I have always thought the Big Building or Big Arena theory is true. When you see too many football stadiums with huge sponsorships that do not make any sense then start worrying when you see to many empty office skyscrapers being built its also time to worry. I have always wondered about the Devon Building in OKC as it sits in a city with so many already empty vacant offices. I feel they wasted too much money on that. But let’s look at Saudi Arabia.
Economists love to play with all sorts of outlandish indicators of impending economic collapse including bread prices and milk prices, prices of microchips, even the rates currently being charged by escorts in an attempt to pinpoint the time and place where the next economic meltdown will take place. Because the volume of data potentially affecting macroeconomics is so enormous, there is an infinite number of ways a skilled mathematician can rationalize the predictive model of their choosing no matter how wild it may seem.
A trend has established itself within industrialized nations for more than 140 years now and has managed to repeat itself multiple times through some of the 20th and 21st centuries’ darkest economic hours.
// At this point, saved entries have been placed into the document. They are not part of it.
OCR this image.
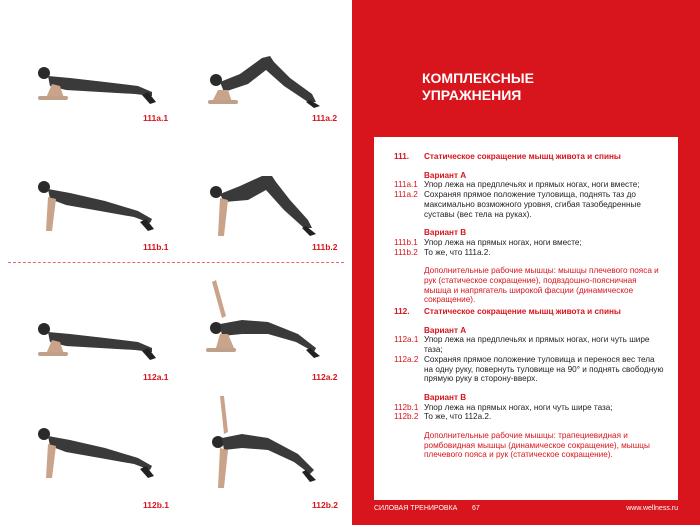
111a.1	111a.2
111b.1	111b.2
112a.1	112a.2
112b.1	112b.2
КОМПЛЕКСНЫЕ
УПРАЖНЕНИЯ
111.	Статическое сокращение мышц живота и спины
Вариант А
111a.1 Упор лежа на предплечьях и прямых ногах, ноги вместе;
111a.2 Сохраняя прямое положение туловища, поднять таз до максимально возможного уровня, сгибая тазобедренные суставы (вес тела на руках).
Вариант В
111b.1 Упор лежа на прямых ногах, ноги вместе;
111b.2 То же, что 111a.2.
Дополнительные рабочие мышцы: мышцы плечевого пояса и рук (статическое сокращение), подвздошно-поясничная мышца и напрягатель широкой фасции (динамическое сокращение).
112.	Статическое сокращение мышц живота и спины
Вариант А
112a.1 Упор лежа на предплечьях и прямых ногах, ноги чуть шире таза;
112a.2 Сохраняя прямое положение туловища и перенося вес тела на одну руку, повернуть туловище на 90° и поднять свободную прямую руку в сторону-вверх.
Вариант В
112b.1 Упор лежа на прямых ногах, ноги чуть шире таза;
112b.2 То же, что 112a.2.
Дополнительные рабочие мышцы: трапециевидная и ромбовидная мышцы (динамическое сокращение), мышцы плечевого пояса и рук (статическое сокращение).
СИЛОВАЯ ТРЕНИРОВКА 67	www.wellness.ru
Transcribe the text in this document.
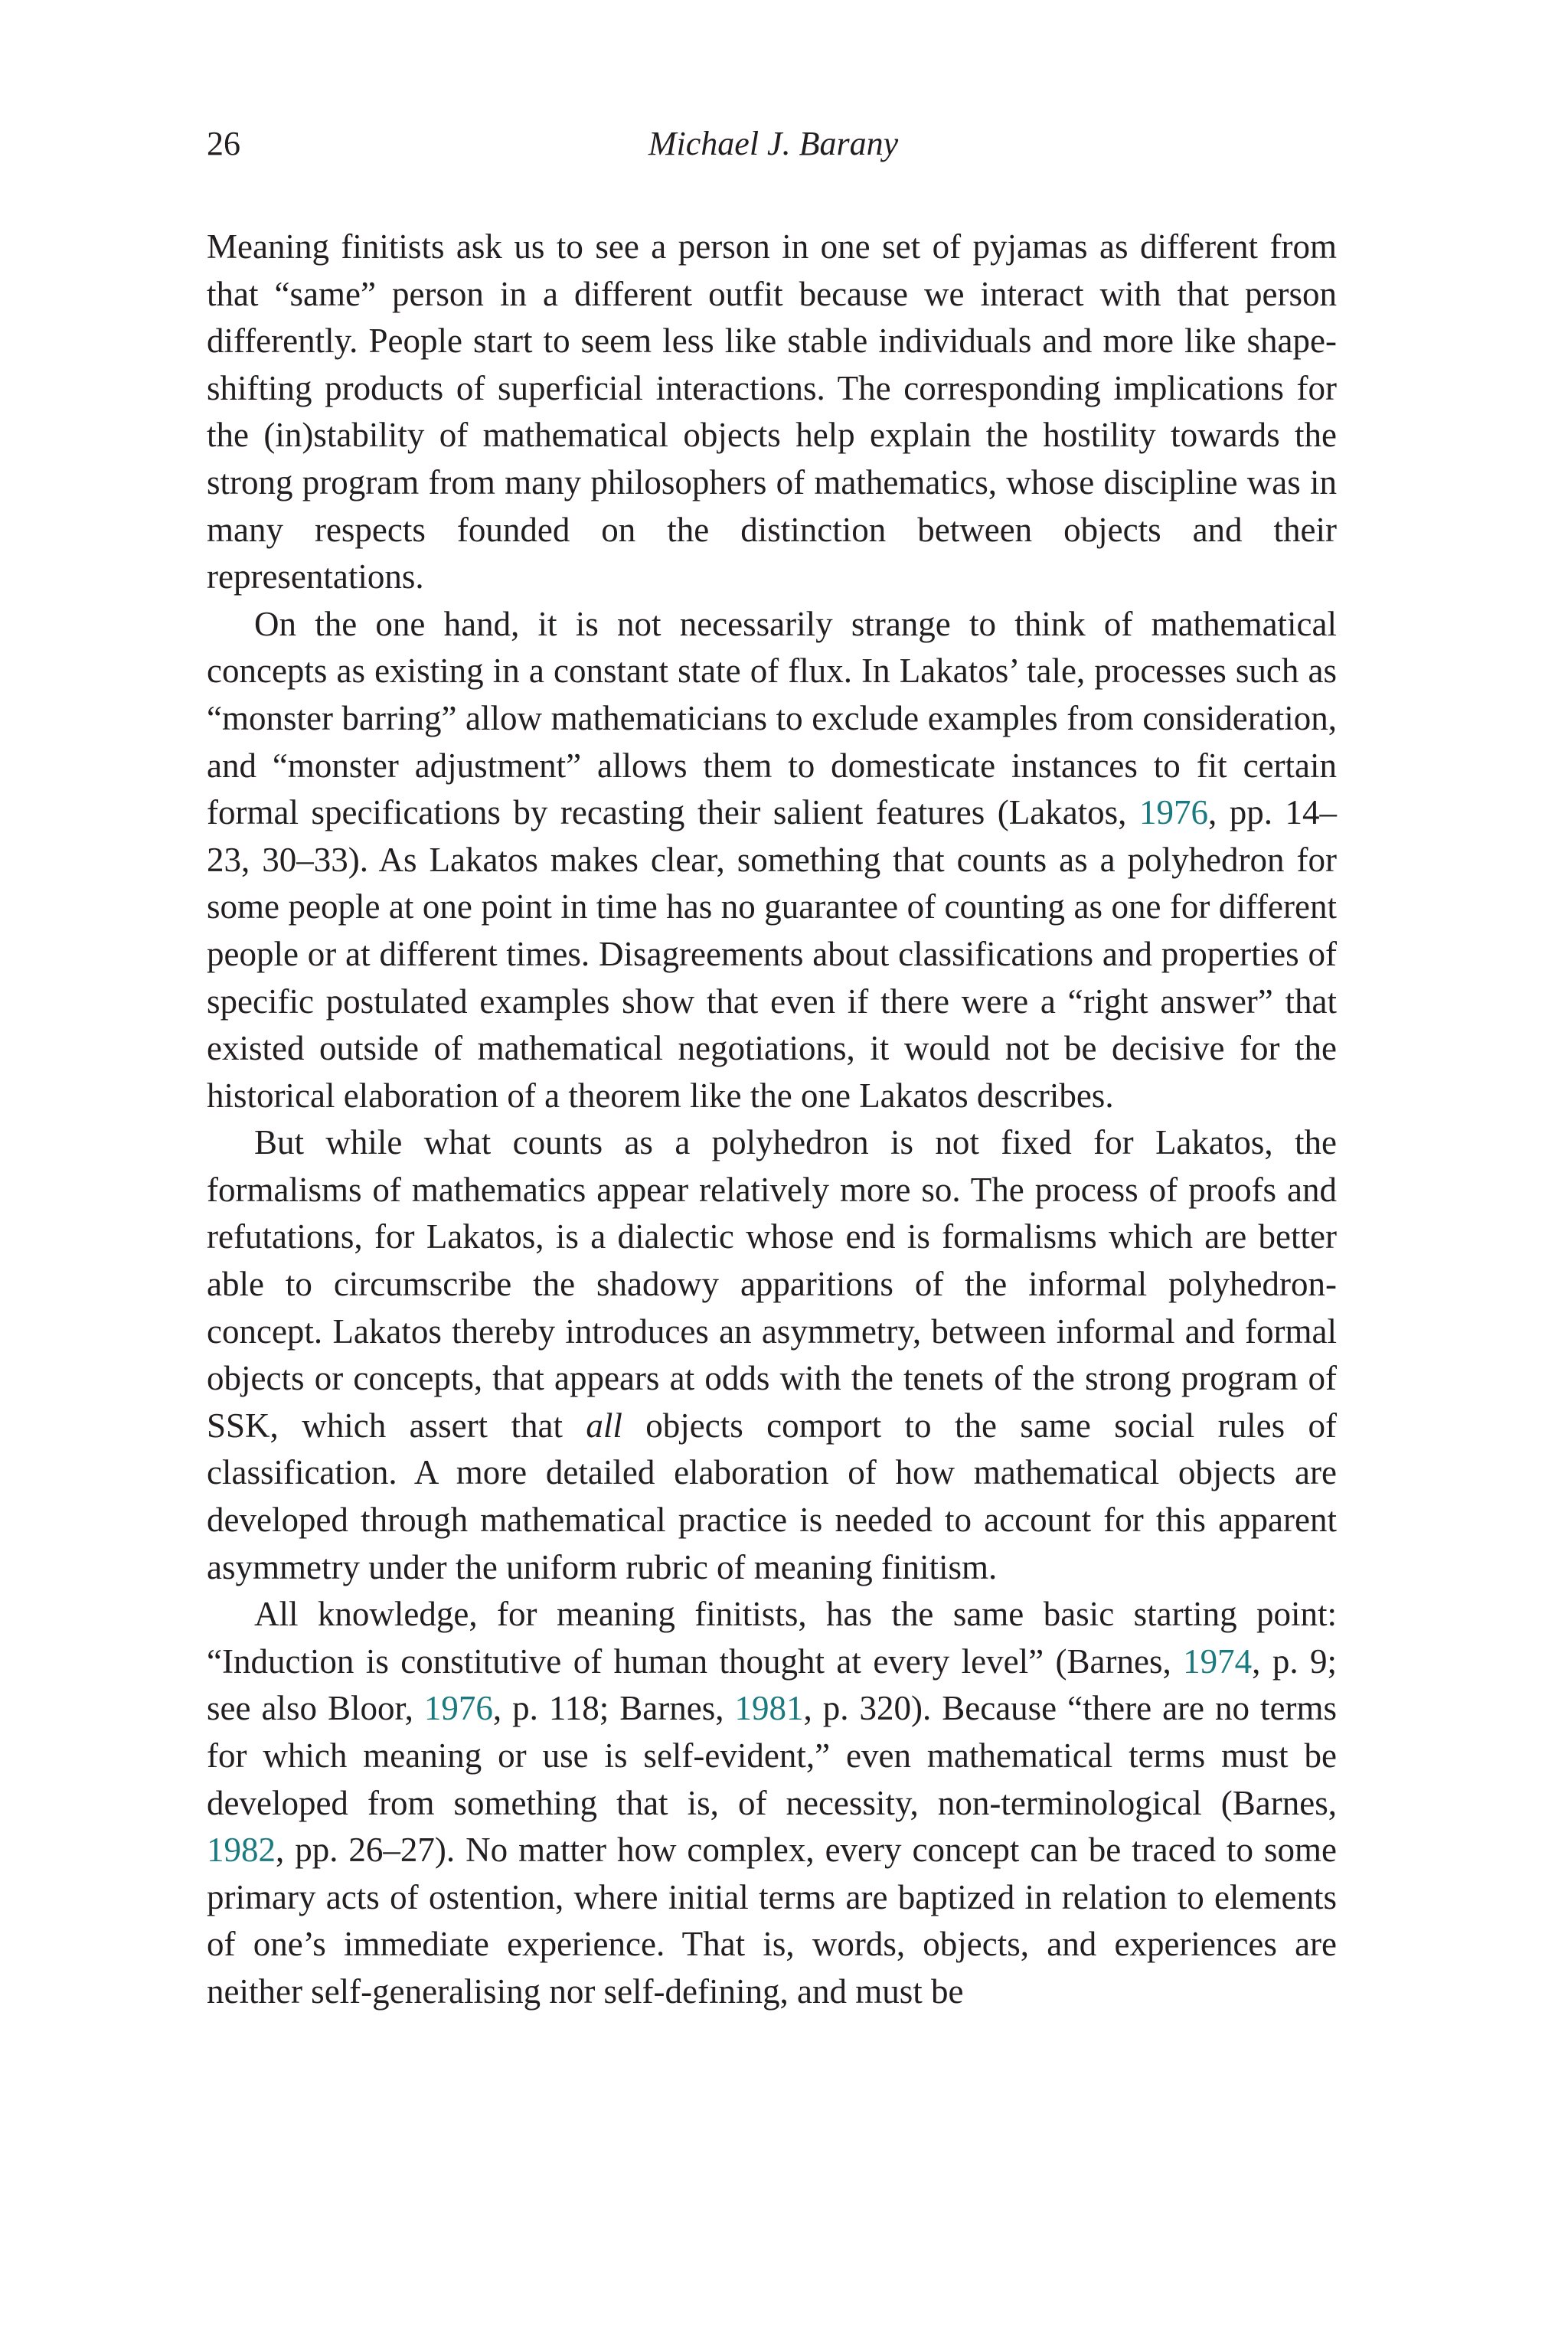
26	Michael J. Barany

Meaning finitists ask us to see a person in one set of pyjamas as different from that “same” person in a different outfit because we interact with that person differently. People start to seem less like stable individuals and more like shape-shifting products of superficial interactions. The corresponding implications for the (in)stability of mathematical objects help explain the hostility towards the strong program from many philosophers of mathematics, whose discipline was in many respects founded on the distinction between objects and their representations.

On the one hand, it is not necessarily strange to think of mathematical concepts as existing in a constant state of flux. In Lakatos’ tale, processes such as “monster barring” allow mathematicians to exclude examples from consideration, and “monster adjustment” allows them to domesticate instances to fit certain formal specifications by recasting their salient features (Lakatos, 1976, pp. 14–23, 30–33). As Lakatos makes clear, something that counts as a polyhedron for some people at one point in time has no guarantee of counting as one for different people or at different times. Disagreements about classifications and properties of specific postulated examples show that even if there were a “right answer” that existed outside of mathematical negotiations, it would not be decisive for the historical elaboration of a theorem like the one Lakatos describes.

But while what counts as a polyhedron is not fixed for Lakatos, the formalisms of mathematics appear relatively more so. The process of proofs and refutations, for Lakatos, is a dialectic whose end is formalisms which are better able to circumscribe the shadowy apparitions of the informal polyhedron-concept. Lakatos thereby introduces an asymmetry, between informal and formal objects or concepts, that appears at odds with the tenets of the strong program of SSK, which assert that all objects comport to the same social rules of classification. A more detailed elaboration of how mathematical objects are developed through mathematical practice is needed to account for this apparent asymmetry under the uniform rubric of meaning finitism.

All knowledge, for meaning finitists, has the same basic starting point: “Induction is constitutive of human thought at every level” (Barnes, 1974, p. 9; see also Bloor, 1976, p. 118; Barnes, 1981, p. 320). Because “there are no terms for which meaning or use is self-evident,” even mathematical terms must be developed from something that is, of necessity, non-terminological (Barnes, 1982, pp. 26–27). No matter how complex, every concept can be traced to some primary acts of ostention, where initial terms are baptized in relation to elements of one’s immediate experience. That is, words, objects, and experiences are neither self-generalising nor self-defining, and must be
This would be the Skyscraper Index where the location of the world’s current tallest building under construction is where financial ruin is coming next or has already arrived. Think about it.
Take a look at some of the past examples:
The Equitable Life Building, finished in New York in 1873, coincided with a 5-year recession.
The Empire State Building first broke ground in 1930 but was planned well before Wall Street crashed in 1929 and was built as the world sank into the Great Depression.